I took the December LSAT and got two LGs. In BOTH, I misread a rule in sequencing games, realized my mistake while doing a later game, and redid the whole game (and bombed the section in general as a result). I usually go -0 to -3 in LG. In the December take, I went -10. I'm not sure if the reason for this was test day pressure, lack of skill, or the fact that I had done so many games in the past, I generally started getting brain fog during the games.
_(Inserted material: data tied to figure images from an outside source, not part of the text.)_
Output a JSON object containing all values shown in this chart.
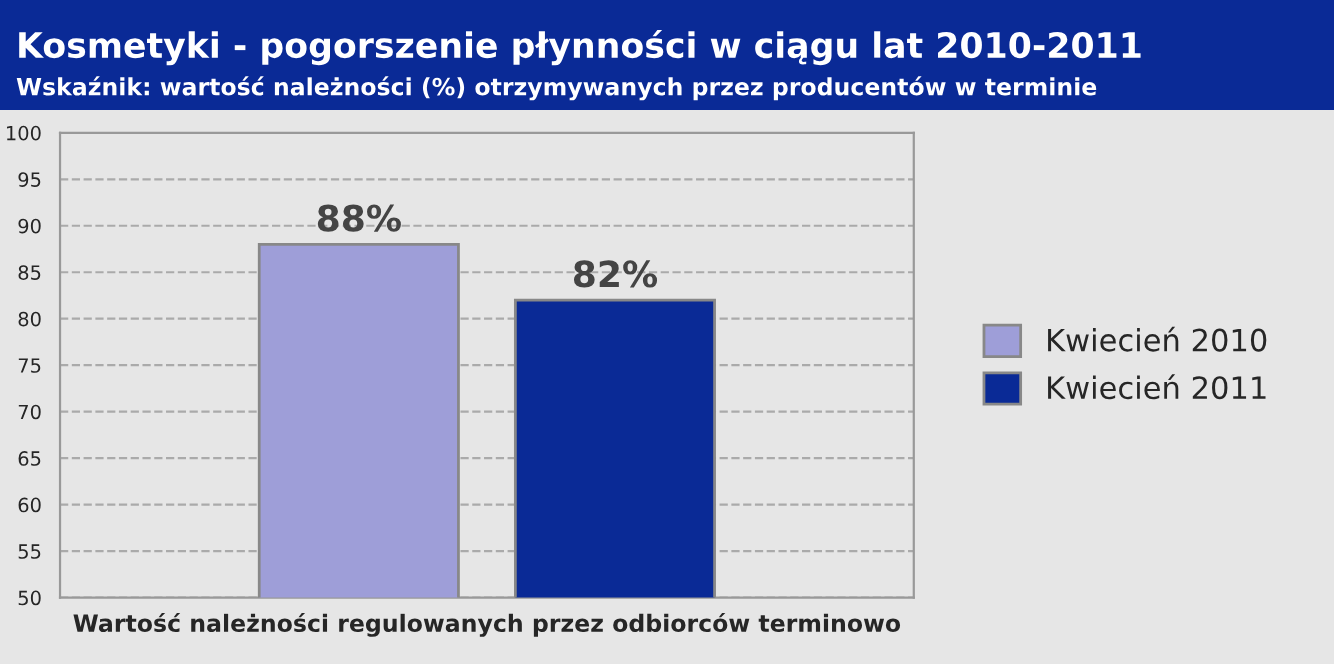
{
  "chart_data": {
    "type": "bar",
    "title": "Kosmetyki - pogorszenie płynności w ciągu lat 2010-2011",
    "subtitle": "Wskaźnik: wartość należności (%) otrzymywanych przez producentów w terminie",
    "xlabel": "Wartość należności regulowanych przez odbiorców terminowo",
    "categories": [
      null
    ],
    "series": [
      {
        "name": "Kwiecień 2010",
        "color": "#9e9ed8",
        "values": [
          88
        ],
        "value_labels": [
          "88%"
        ]
      },
      {
        "name": "Kwiecień 2011",
        "color": "#0a2a96",
        "values": [
          82
        ],
        "value_labels": [
          "82%"
        ]
      }
    ],
    "ylim": [
      50,
      100
    ],
    "yticks": [
      50,
      55,
      60,
      65,
      70,
      75,
      80,
      85,
      90,
      95,
      100
    ],
    "grid": "y",
    "legend": "right"
  }
}
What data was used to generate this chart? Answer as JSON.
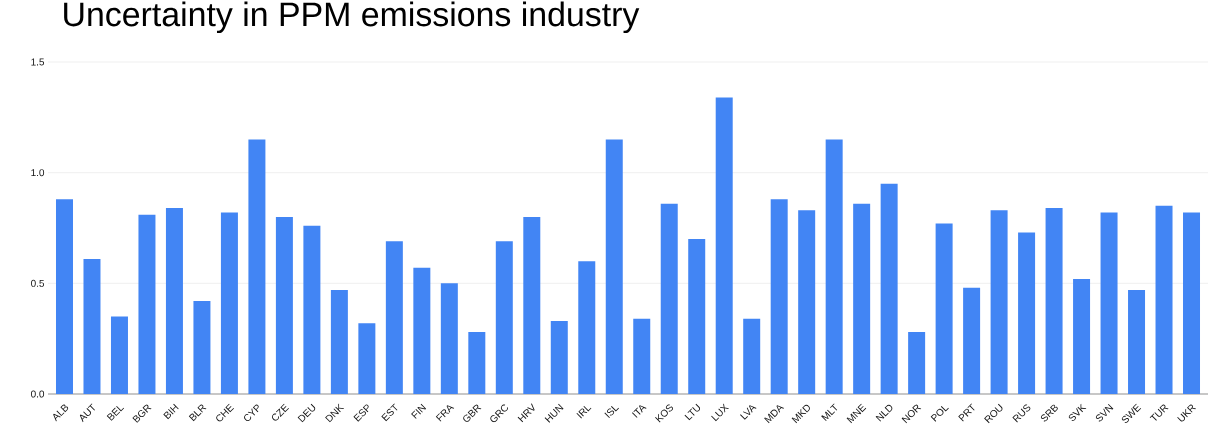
{
  "chart_data": {
    "type": "bar",
    "title": "Uncertainty in PPM emissions industry",
    "categories": [
      "ALB",
      "AUT",
      "BEL",
      "BGR",
      "BIH",
      "BLR",
      "CHE",
      "CYP",
      "CZE",
      "DEU",
      "DNK",
      "ESP",
      "EST",
      "FIN",
      "FRA",
      "GBR",
      "GRC",
      "HRV",
      "HUN",
      "IRL",
      "ISL",
      "ITA",
      "KOS",
      "LTU",
      "LUX",
      "LVA",
      "MDA",
      "MKD",
      "MLT",
      "MNE",
      "NLD",
      "NOR",
      "POL",
      "PRT",
      "ROU",
      "RUS",
      "SRB",
      "SVK",
      "SVN",
      "SWE",
      "TUR",
      "UKR"
    ],
    "values": [
      0.88,
      0.61,
      0.35,
      0.81,
      0.84,
      0.42,
      0.82,
      1.15,
      0.8,
      0.76,
      0.47,
      0.32,
      0.69,
      0.57,
      0.5,
      0.28,
      0.69,
      0.8,
      0.33,
      0.6,
      1.15,
      0.34,
      0.86,
      0.7,
      1.34,
      0.34,
      0.88,
      0.83,
      1.15,
      0.86,
      0.95,
      0.28,
      0.77,
      0.48,
      0.83,
      0.73,
      0.84,
      0.52,
      0.82,
      0.47,
      0.85,
      0.82
    ],
    "color": "#4285f4",
    "ylim": [
      0,
      1.5
    ],
    "yticks": [
      {
        "value": 0,
        "label": "0.0"
      },
      {
        "value": 0.5,
        "label": "0.5"
      },
      {
        "value": 1,
        "label": "1.0"
      },
      {
        "value": 1.5,
        "label": "1.5"
      }
    ],
    "grid": "y"
  }
}
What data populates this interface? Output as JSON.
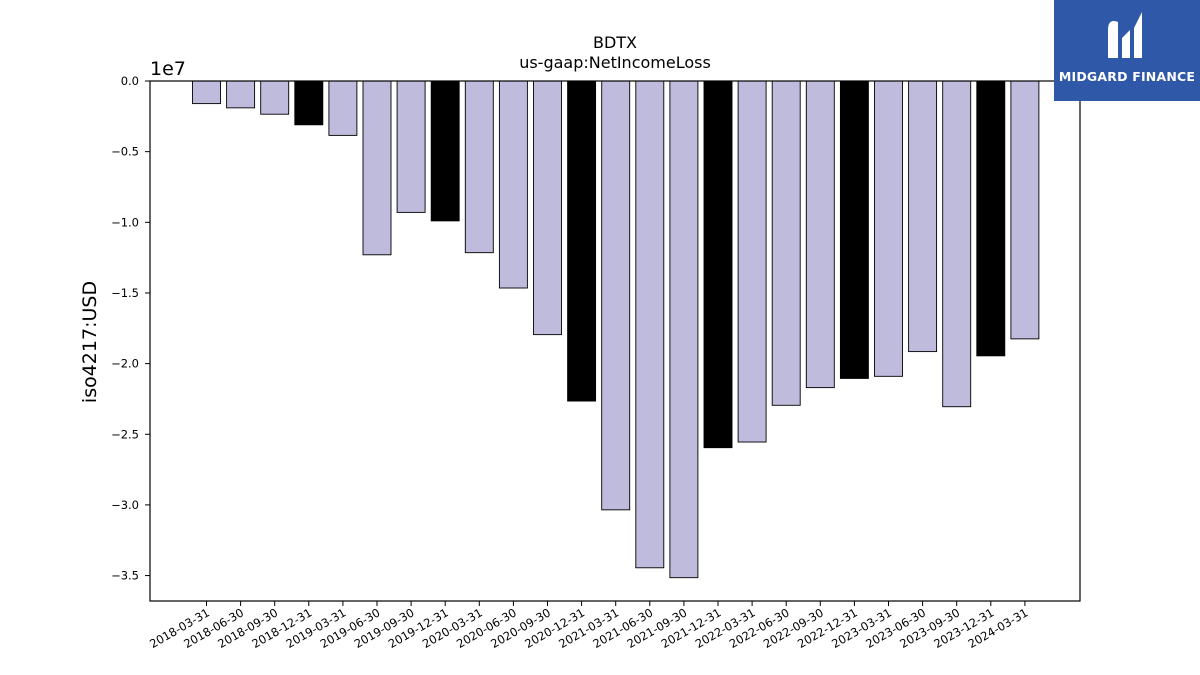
{
  "chart_data": {
    "type": "bar",
    "title": "BDTX",
    "subtitle": "us-gaap:NetIncomeLoss",
    "ylabel": "iso4217:USD",
    "xlabel": "",
    "scale_label": "1e7",
    "ylim": [
      -36800000,
      0
    ],
    "yticks": [
      0.0,
      -0.5,
      -1.0,
      -1.5,
      -2.0,
      -2.5,
      -3.0,
      -3.5
    ],
    "ytick_labels": [
      "0.0",
      "−0.5",
      "−1.0",
      "−1.5",
      "−2.0",
      "−2.5",
      "−3.0",
      "−3.5"
    ],
    "categories": [
      "2018-03-31",
      "2018-06-30",
      "2018-09-30",
      "2018-12-31",
      "2019-03-31",
      "2019-06-30",
      "2019-09-30",
      "2019-12-31",
      "2020-03-31",
      "2020-06-30",
      "2020-09-30",
      "2020-12-31",
      "2021-03-31",
      "2021-06-30",
      "2021-09-30",
      "2021-12-31",
      "2022-03-31",
      "2022-06-30",
      "2022-09-30",
      "2022-12-31",
      "2023-03-31",
      "2023-06-30",
      "2023-09-30",
      "2023-12-31",
      "2024-03-31"
    ],
    "values": [
      -1600000,
      -1900000,
      -2350000,
      -3100000,
      -3850000,
      -12300000,
      -9300000,
      -9900000,
      -12150000,
      -14650000,
      -17950000,
      -22650000,
      -30350000,
      -34450000,
      -35150000,
      -25950000,
      -25550000,
      -22950000,
      -21700000,
      -21050000,
      -20900000,
      -19150000,
      -23050000,
      -19450000,
      -18250000
    ],
    "colors": {
      "quarter": "#bebbdc",
      "year_end": "#000000",
      "edge": "#000000"
    },
    "grid": false,
    "legend": "none"
  },
  "logo": {
    "text": "MIDGARD FINANCE",
    "icon": "midgard-logo-icon",
    "background": "#2f59a8"
  }
}
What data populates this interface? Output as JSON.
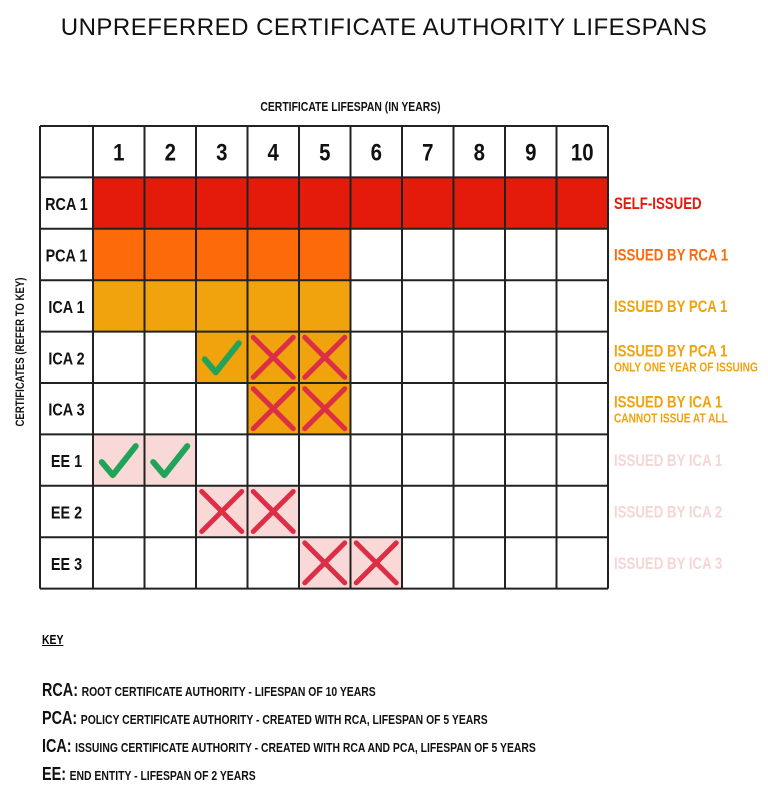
{
  "title": "UNPREFERRED CERTIFICATE AUTHORITY LIFESPANS",
  "chart_data": {
    "type": "table",
    "xlabel": "CERTIFICATE LIFESPAN (IN YEARS)",
    "ylabel": "CERTIFICATES (REFER TO KEY)",
    "columns": [
      "1",
      "2",
      "3",
      "4",
      "5",
      "6",
      "7",
      "8",
      "9",
      "10"
    ],
    "colors": {
      "red": "#e41b0b",
      "orange": "#fc6a0a",
      "amber": "#f0a30c",
      "pink": "#f9d9d8",
      "check": "#22a35a",
      "cross": "#dc2f45",
      "grid": "#222222"
    },
    "rows": [
      {
        "label": "RCA 1",
        "fill": "red",
        "years": [
          1,
          2,
          3,
          4,
          5,
          6,
          7,
          8,
          9,
          10
        ],
        "marks": {},
        "note": "SELF-ISSUED",
        "sub": "",
        "note_color": "#e41b0b"
      },
      {
        "label": "PCA 1",
        "fill": "orange",
        "years": [
          1,
          2,
          3,
          4,
          5
        ],
        "marks": {},
        "note": "ISSUED BY RCA 1",
        "sub": "",
        "note_color": "#fc6a0a"
      },
      {
        "label": "ICA 1",
        "fill": "amber",
        "years": [
          1,
          2,
          3,
          4,
          5
        ],
        "marks": {},
        "note": "ISSUED BY PCA 1",
        "sub": "",
        "note_color": "#f0a30c"
      },
      {
        "label": "ICA 2",
        "fill": "amber",
        "years": [
          3,
          4,
          5
        ],
        "marks": {
          "3": "check",
          "4": "cross",
          "5": "cross"
        },
        "note": "ISSUED BY PCA 1",
        "sub": "ONLY ONE YEAR OF ISSUING",
        "note_color": "#f0a30c"
      },
      {
        "label": "ICA 3",
        "fill": "amber",
        "years": [
          4,
          5
        ],
        "marks": {
          "4": "cross",
          "5": "cross"
        },
        "note": "ISSUED BY ICA 1",
        "sub": "CANNOT ISSUE AT ALL",
        "note_color": "#f0a30c"
      },
      {
        "label": "EE 1",
        "fill": "pink",
        "years": [
          1,
          2
        ],
        "marks": {
          "1": "check",
          "2": "check"
        },
        "note": "ISSUED BY ICA 1",
        "sub": "",
        "note_color": "#f6d6d4"
      },
      {
        "label": "EE 2",
        "fill": "pink",
        "years": [
          3,
          4
        ],
        "marks": {
          "3": "cross",
          "4": "cross"
        },
        "note": "ISSUED BY ICA 2",
        "sub": "",
        "note_color": "#f6d6d4"
      },
      {
        "label": "EE 3",
        "fill": "pink",
        "years": [
          5,
          6
        ],
        "marks": {
          "5": "cross",
          "6": "cross"
        },
        "note": "ISSUED BY ICA 3",
        "sub": "",
        "note_color": "#f6d6d4"
      }
    ]
  },
  "key": {
    "title": "KEY",
    "items": [
      {
        "abbr": "RCA:",
        "desc": "ROOT CERTIFICATE AUTHORITY - LIFESPAN OF 10 YEARS"
      },
      {
        "abbr": "PCA:",
        "desc": "POLICY CERTIFICATE AUTHORITY - CREATED WITH RCA, LIFESPAN OF 5 YEARS"
      },
      {
        "abbr": "ICA:",
        "desc": "ISSUING CERTIFICATE AUTHORITY - CREATED WITH RCA AND PCA, LIFESPAN OF 5 YEARS"
      },
      {
        "abbr": "EE:",
        "desc": "END ENTITY - LIFESPAN OF 2 YEARS"
      }
    ]
  }
}
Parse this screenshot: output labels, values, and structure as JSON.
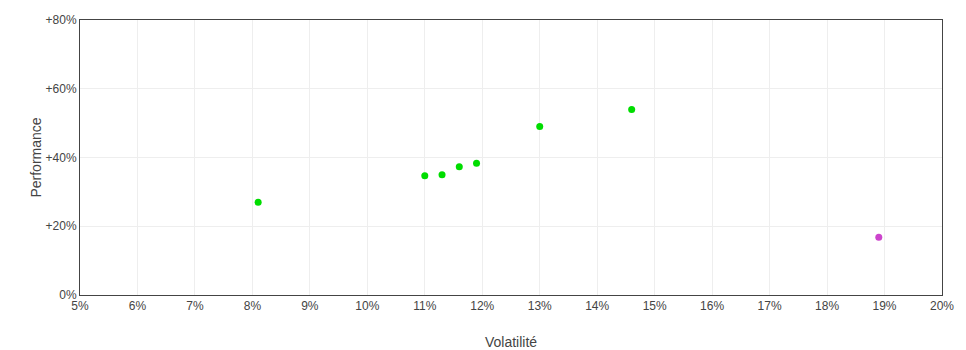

Since then, while doing LG, I have been reading and re-reading every rule in every game because I have a nagging fear it will happen again. The trouble is that this has slowed me down a lot---to the point that I can't finish sections in time. I can't help but think that this isn't the right way to deal with this problem.. Any thoughts?
Comments
With that being said, 13 months later, +1200 games, 2 timed sections per day, I can tell what went wrong here for you with a pretty high degree of confidence. Almost everything that can go wrong in the games sections, has gone wrong for me throughout my learning process: from misreading a rule, to misbubbling to forgetting a piece. I've translated the word "before" in the rule set to "after" in my visual representation, I've read "neither" as "either" which in grouping games sets one on a course to get almost all the questions wrong.
I think the answer to your question about the worrying about misreading something that is now causing your timing to suffer is twofold: 1.You've got to rebuild your confidence in your approach to games. Rebuild by practice, rebuild by fool proofing, rebuild by keeping a notebook of mistakes you do make that you review for 3-5 minute per day and remember not to make those mistakes again. I've had to do this a dozen times over.
2.Assimilate a practiced and efficient check of how you have translated the rules vs. how the rules are presented to us in the setup. This check takes me between 7-10 seconds. I work from the bottom rule up to the top rule, checking that I have them written correctly. The reason for this is I once had a professor that made us edit the grammar of our papers by reading the last sentence first and reading the whole paper backwards: that way our minds didn't read what we "knew" what we were saying, but what was actually written on the paper. This process of isolating what we are being told vs. what we have written might seem a bit awkward, but it has worked for me! Others might disagree, but I always check that I have written things correctly. The goal for me in this quick check is to trust that the LSAT isn't going to get something by me twice. Building towards that in an efficient way might be helpful moving forward. I have not made a mistake in translating a rule since October.
I hope this helps.
-David
I adopted the bottom up approach and it's helping my confidence already! I'm all ears if you have more comments!